Fountain-of-youth cells extend the lives of mice, making them young again. Now the molecules could reverse the aging in humans.
No one wants to grow older.
Greying hairs and wrinkles are unpleasant changes to deal with, but just the thought of devastating illnesses—such as heart disease, cancer, diabetes, and neurodegenerative disorders that are associated with aging—leaves one depressed.
For all those who wished for a way to get biological time to run backwards, U.S. researchers have cracked the “reverse aging” code.
Scientists at Salk Institute in La Jolla, California claim that reprogrammed cells could help people live 30 percent longer. For instance, an 81 year-old person can live up to 108 years. It could take 10 years to begin human trials, but researchers are not only working on extending lifespan. This also focuses on “healthspan,” the number of years a person can live without the diseases.
“This is not just a matter of how many years we can live but how well we can live the rest of our life,” says first author Alejandro Ocampo
The findings demonstrate that it’s the genetic clock that leads to aging, not the body’s physical deterioration over the years.
“What is aging, we really do not know. We know the consequences of it. But what are the causes of aging?” Juan Carlos Izpisua Belmonte, a professor at the Salk Institute’s Gene Expression Laboratory and senior author of the study, said. “Our study shows that aging may not have to proceed in one single direction. It has plasticity and, with careful modulation, aging might be reversed.”
Scientists conducted a six-week experiment on mice by activating the four genes known as “Yamanaka factors” in research led by Nobelist Shinya Yamanaka of Kyoto University.
The four molecules led to a major breakthrough in research on stem cells. Yamanaka, with his colleague Kazutoshi Takahashi, took adult cells (made in a lab), and converted them to embryonic stem cells—which can divide indefinitely, producing any of the organs or tissues in the body.
Izpisua Belmonte realized that if a large dose of these four genes could turn adult cells back to their stem cell state, a lower dose could definitely take a few years off cells’ biological age “and even off the biological age of adult animals.”
The clinical trial was successful. Mice which were genetically modified to have a grave human disease of premature aging lived 30 percent longer after receiving the molecular mixture, and looked younger than non-test mice.
Not only this, the rodents had better cardiovascular health, straighter spines, and healed more quickly when injured. Scientists also reported positive results in tests on human cells in the laboratory.
Risk and Results
The study revealed the side effects of the four genes involved in cellular programming. When the researchers treated mice with high doses of these genes (needed to produce embryonic stem cells) continually for a week, some developed tumors and died. As a result, the scientists cut the treatment to two days from seven, and saw significant improvements in aging characteristics and less negative side-effects.
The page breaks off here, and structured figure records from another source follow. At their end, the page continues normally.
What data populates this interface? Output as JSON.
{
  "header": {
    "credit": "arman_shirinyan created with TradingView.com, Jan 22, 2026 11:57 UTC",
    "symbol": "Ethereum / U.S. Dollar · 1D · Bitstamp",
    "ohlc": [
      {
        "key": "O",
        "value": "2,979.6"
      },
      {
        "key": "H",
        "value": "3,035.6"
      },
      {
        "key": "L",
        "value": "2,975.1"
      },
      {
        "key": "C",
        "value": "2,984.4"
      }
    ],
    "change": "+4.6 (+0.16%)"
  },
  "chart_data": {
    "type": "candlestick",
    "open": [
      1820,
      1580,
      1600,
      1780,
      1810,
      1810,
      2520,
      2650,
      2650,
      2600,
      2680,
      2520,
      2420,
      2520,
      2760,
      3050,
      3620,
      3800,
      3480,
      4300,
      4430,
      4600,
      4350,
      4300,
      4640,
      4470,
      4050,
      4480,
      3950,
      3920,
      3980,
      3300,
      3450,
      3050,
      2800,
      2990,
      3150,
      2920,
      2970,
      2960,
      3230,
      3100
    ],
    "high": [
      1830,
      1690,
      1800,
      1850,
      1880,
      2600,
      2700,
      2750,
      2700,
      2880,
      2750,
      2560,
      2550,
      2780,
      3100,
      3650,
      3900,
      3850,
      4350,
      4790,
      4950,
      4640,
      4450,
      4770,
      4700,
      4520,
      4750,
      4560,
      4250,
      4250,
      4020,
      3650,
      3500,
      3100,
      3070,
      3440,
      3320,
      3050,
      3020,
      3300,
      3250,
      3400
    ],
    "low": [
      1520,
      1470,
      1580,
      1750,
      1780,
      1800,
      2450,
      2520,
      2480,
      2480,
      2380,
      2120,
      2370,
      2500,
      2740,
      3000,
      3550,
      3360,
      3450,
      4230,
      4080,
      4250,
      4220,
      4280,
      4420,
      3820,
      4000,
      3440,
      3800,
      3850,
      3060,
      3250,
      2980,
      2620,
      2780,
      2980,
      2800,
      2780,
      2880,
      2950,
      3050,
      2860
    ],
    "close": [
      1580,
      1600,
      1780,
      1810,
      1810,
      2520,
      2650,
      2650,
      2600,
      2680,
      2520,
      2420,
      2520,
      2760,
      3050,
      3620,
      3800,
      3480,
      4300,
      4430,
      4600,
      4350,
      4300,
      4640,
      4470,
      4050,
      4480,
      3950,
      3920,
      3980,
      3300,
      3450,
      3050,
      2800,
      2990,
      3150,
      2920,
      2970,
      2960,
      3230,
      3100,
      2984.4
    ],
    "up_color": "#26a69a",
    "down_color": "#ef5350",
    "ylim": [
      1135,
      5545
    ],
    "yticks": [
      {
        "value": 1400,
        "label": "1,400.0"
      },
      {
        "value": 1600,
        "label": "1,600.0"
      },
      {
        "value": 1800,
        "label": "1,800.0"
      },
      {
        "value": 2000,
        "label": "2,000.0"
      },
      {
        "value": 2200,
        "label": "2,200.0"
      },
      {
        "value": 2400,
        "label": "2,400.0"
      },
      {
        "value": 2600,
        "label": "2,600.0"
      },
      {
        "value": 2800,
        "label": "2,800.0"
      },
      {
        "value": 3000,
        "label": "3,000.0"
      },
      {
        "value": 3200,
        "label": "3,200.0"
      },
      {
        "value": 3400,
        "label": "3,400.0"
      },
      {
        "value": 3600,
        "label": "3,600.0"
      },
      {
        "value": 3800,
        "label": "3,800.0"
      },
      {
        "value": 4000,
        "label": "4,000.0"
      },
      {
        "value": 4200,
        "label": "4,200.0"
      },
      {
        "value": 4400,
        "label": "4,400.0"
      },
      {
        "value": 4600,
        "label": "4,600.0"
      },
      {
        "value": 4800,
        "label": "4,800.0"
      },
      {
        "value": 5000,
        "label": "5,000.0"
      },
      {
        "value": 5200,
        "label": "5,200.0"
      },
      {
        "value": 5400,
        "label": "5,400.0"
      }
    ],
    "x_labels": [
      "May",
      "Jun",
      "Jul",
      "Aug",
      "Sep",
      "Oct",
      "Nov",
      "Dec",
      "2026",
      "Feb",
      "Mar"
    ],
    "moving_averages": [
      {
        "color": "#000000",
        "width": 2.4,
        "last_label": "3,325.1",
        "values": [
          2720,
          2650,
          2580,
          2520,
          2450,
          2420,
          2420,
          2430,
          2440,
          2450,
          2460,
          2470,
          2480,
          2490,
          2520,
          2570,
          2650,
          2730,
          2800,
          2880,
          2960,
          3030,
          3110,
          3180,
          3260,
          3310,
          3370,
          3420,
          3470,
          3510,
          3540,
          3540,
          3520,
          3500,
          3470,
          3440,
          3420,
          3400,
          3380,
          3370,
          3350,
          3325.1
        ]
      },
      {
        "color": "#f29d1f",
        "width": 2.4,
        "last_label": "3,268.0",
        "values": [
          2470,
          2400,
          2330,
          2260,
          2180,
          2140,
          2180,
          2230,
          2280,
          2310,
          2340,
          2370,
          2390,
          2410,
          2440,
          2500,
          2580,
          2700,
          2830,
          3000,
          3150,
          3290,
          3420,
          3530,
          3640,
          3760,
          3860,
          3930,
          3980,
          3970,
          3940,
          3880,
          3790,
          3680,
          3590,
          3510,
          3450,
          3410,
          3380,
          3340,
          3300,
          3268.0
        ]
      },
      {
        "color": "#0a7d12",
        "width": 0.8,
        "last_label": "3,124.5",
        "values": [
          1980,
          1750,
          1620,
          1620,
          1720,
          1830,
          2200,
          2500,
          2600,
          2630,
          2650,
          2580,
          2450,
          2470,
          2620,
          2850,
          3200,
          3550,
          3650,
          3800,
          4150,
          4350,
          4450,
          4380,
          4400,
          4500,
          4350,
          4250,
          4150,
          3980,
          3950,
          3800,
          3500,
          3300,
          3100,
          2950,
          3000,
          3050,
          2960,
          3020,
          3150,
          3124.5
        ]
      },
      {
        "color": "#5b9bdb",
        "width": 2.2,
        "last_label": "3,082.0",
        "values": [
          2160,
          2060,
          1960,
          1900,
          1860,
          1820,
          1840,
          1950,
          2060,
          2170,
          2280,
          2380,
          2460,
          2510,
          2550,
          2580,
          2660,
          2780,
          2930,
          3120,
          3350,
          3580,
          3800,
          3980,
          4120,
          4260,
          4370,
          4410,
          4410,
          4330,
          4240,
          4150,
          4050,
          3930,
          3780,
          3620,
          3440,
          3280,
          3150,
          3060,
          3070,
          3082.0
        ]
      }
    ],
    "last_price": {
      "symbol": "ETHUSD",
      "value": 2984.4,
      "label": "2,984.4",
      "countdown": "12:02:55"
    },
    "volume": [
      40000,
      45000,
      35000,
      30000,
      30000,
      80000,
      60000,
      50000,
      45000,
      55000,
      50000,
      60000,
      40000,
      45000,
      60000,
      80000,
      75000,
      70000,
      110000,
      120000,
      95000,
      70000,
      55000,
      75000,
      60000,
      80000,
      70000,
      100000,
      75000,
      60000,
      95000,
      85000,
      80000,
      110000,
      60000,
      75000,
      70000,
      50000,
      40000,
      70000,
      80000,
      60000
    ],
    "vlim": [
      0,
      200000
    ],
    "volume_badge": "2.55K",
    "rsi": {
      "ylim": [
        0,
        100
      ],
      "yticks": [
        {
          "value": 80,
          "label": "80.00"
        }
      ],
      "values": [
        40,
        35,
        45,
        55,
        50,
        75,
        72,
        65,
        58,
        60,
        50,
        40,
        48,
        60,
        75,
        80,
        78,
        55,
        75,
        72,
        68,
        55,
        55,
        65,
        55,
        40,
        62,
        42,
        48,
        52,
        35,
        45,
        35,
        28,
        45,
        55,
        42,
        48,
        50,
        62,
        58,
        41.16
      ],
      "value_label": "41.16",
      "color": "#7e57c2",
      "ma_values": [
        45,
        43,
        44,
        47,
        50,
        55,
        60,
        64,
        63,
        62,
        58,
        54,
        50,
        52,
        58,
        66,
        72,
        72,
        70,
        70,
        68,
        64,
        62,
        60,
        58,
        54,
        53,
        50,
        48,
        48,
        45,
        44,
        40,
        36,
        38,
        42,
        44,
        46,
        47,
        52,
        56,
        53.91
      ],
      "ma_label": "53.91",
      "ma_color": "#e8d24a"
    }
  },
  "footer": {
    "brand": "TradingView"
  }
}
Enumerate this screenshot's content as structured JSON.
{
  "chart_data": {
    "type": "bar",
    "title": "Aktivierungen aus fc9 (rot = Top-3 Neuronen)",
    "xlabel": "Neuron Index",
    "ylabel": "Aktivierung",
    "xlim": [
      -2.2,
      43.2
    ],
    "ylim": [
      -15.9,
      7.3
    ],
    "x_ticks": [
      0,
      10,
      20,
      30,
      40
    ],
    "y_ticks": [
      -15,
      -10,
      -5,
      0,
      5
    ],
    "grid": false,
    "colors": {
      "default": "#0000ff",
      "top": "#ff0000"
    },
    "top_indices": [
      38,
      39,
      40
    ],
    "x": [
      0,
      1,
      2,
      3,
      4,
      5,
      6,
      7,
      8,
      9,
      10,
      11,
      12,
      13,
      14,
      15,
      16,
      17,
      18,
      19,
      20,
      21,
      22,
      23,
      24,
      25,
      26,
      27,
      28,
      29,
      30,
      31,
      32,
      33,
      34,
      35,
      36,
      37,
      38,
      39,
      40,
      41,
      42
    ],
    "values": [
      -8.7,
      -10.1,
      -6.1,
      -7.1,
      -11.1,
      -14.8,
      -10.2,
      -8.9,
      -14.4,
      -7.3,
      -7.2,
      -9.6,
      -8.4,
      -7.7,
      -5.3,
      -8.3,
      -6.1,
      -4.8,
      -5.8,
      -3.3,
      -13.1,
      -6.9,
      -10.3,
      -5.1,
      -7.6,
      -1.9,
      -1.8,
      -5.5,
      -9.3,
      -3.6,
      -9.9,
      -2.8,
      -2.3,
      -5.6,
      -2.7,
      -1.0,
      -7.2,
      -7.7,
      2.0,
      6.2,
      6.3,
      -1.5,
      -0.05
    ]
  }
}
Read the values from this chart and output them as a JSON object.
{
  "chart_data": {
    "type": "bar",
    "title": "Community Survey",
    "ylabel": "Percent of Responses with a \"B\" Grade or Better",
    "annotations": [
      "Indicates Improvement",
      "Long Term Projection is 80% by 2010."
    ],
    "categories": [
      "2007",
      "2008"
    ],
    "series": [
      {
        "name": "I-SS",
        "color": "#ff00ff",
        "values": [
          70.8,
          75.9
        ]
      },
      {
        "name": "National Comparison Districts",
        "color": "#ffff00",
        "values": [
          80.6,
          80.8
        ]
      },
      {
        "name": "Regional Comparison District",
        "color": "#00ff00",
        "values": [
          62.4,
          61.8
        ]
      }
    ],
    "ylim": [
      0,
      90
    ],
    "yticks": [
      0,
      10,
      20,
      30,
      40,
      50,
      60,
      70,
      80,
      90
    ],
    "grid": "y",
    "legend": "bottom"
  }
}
This precarious balancing act will make it difficult for researchers looking to investigate increasing the human lifespan to get a drug approved by regulatory agencies according to David Sinclair, a Harvard University geneticist and anti-aging researcher. “We’ve all been playing with fire,” he says.
Study of the cells’ genomes showed that the Yamanaka factors had altered the “epigenetic marks” responsible for aging.
Izpisua Belmonte’s lab is working towards finding simple molecules that mimic the four genes for use in applications outside of the lab.
“I do foresee the use of chemicals that induce cellular reprogramming and regeneration of tissues and organs in humans,”Belmonte explained. “These chemicals could be administered in creams or injections to rejuvenate skin, muscle or bones.”
While this research will not lead to immortality, Izpisua Belmonte suggests that “You could have one treatment and go back 10 or 20 years.” If aging begins again, in the future you could simply get another treatment.